There have been legislative changes over the years that have undermined confidentiality clauses in favour of carrying out justice, Ms Blumer continued. 

“One of the things that happened after the abuse inquiry was that all those people that had signed dodgy little non-disclosure agreements saying, ‘I give up my rights forever’, were allowed to undo those or try again or get a bit more compensation,” Ms Blumer explained. 

“There started to be exceptions made. A lot of people, when they entered into agreements, didn’t think they had a big case because back in the day, not so many years ago — if it was more than three or six years since it had happened, you’re out of time.

“Then all the states and territories brought in laws extending time for abuse cases. 

“They all had different definitions, but it meant that you might have settled a case for $20,000 twenty years ago because you thought you didn’t have a case at all because it was out of time, so therefore that looked like good money.

“You were then allowed to go back and go, ‘actually that wasn’t enough, and I should have another go at it’, that’s one legislative reform that has been very effective.”

Ms Blumer also discussed if laws around confidentiality agreements should be further altered for the cause of better serving justice. 

“For changing the law on those confidentiality deeds, I would think would be very difficult to undo or to legislate about,” Ms Blumer explained. “It would just fly in the face of so many legal conventions.”

“I do think that the general law protects people to a degree because there [are] so many outs for a confidentiality deed.”

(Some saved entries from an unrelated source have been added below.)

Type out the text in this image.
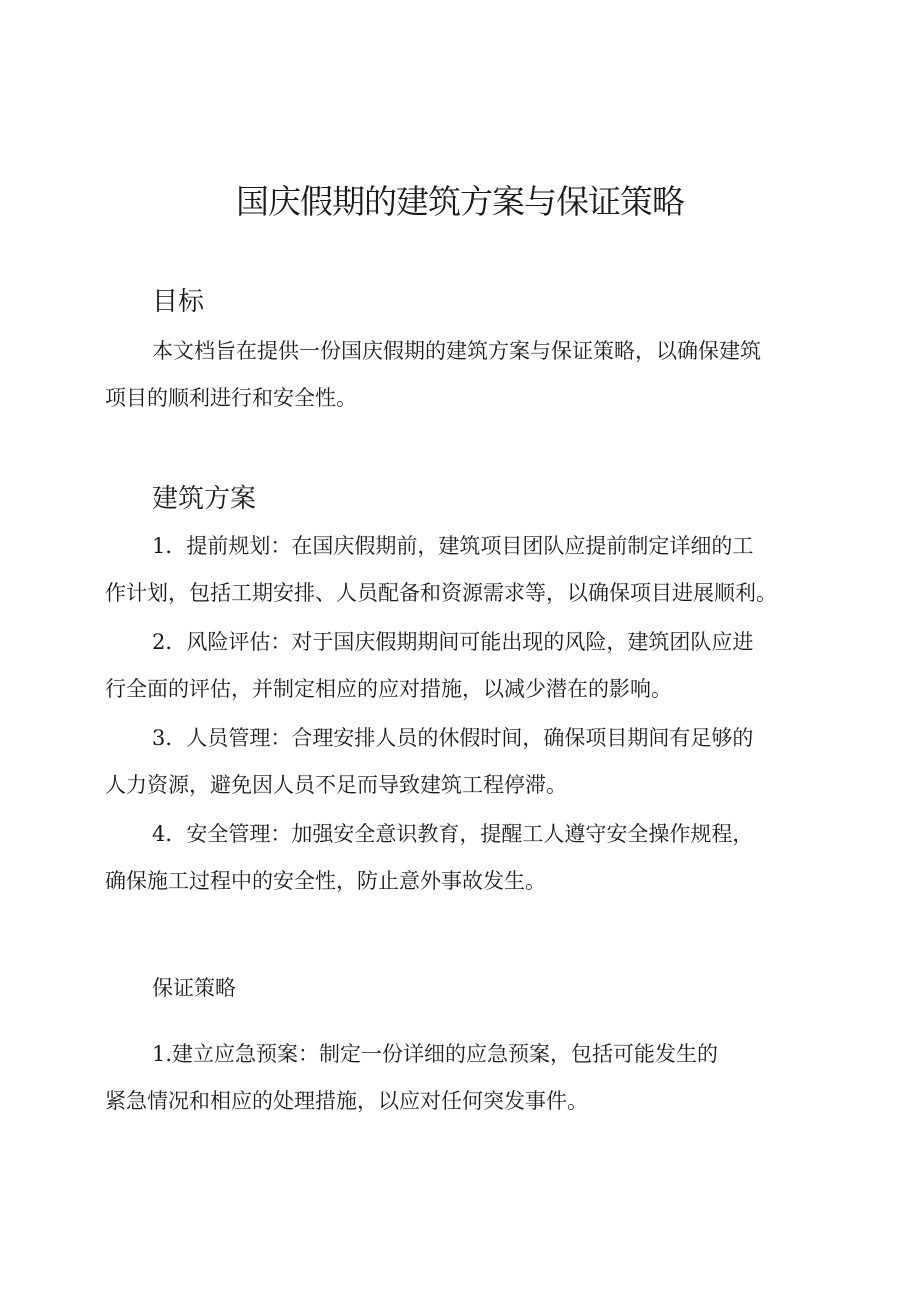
国庆假期的建筑方案与保证策略
目标
本文档旨在提供一份国庆假期的建筑方案与保证策略，以确保建筑
项目的顺利进行和安全性。
建筑方案
1．提前规划：在国庆假期前，建筑项目团队应提前制定详细的工
作计划，包括工期安排、人员配备和资源需求等，以确保项目进展顺利。
2．风险评估：对于国庆假期期间可能出现的风险，建筑团队应进
行全面的评估，并制定相应的应对措施，以减少潜在的影响。
3．人员管理：合理安排人员的休假时间，确保项目期间有足够的
人力资源，避免因人员不足而导致建筑工程停滞。
4．安全管理：加强安全意识教育，提醒工人遵守安全操作规程，
确保施工过程中的安全性，防止意外事故发生。
保证策略
1.建立应急预案：制定一份详细的应急预案，包括可能发生的
紧急情况和相应的处理措施，以应对任何突发事件。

“For lawyers, if you come across a confidentiality or non-disclosure agreement that you think might not hold water, then you can have a good look at it, get some advice, and think about it. What can I do? What can’t I do? Because those things are very important,” Ms Blumer noted. 

“But most of them have to say something like, I cannot reveal the contents of this agreement, unless enforced by a law. For instance, if you were summoned to a royal commission or something, you might have to put that aside or with the permission of the party.”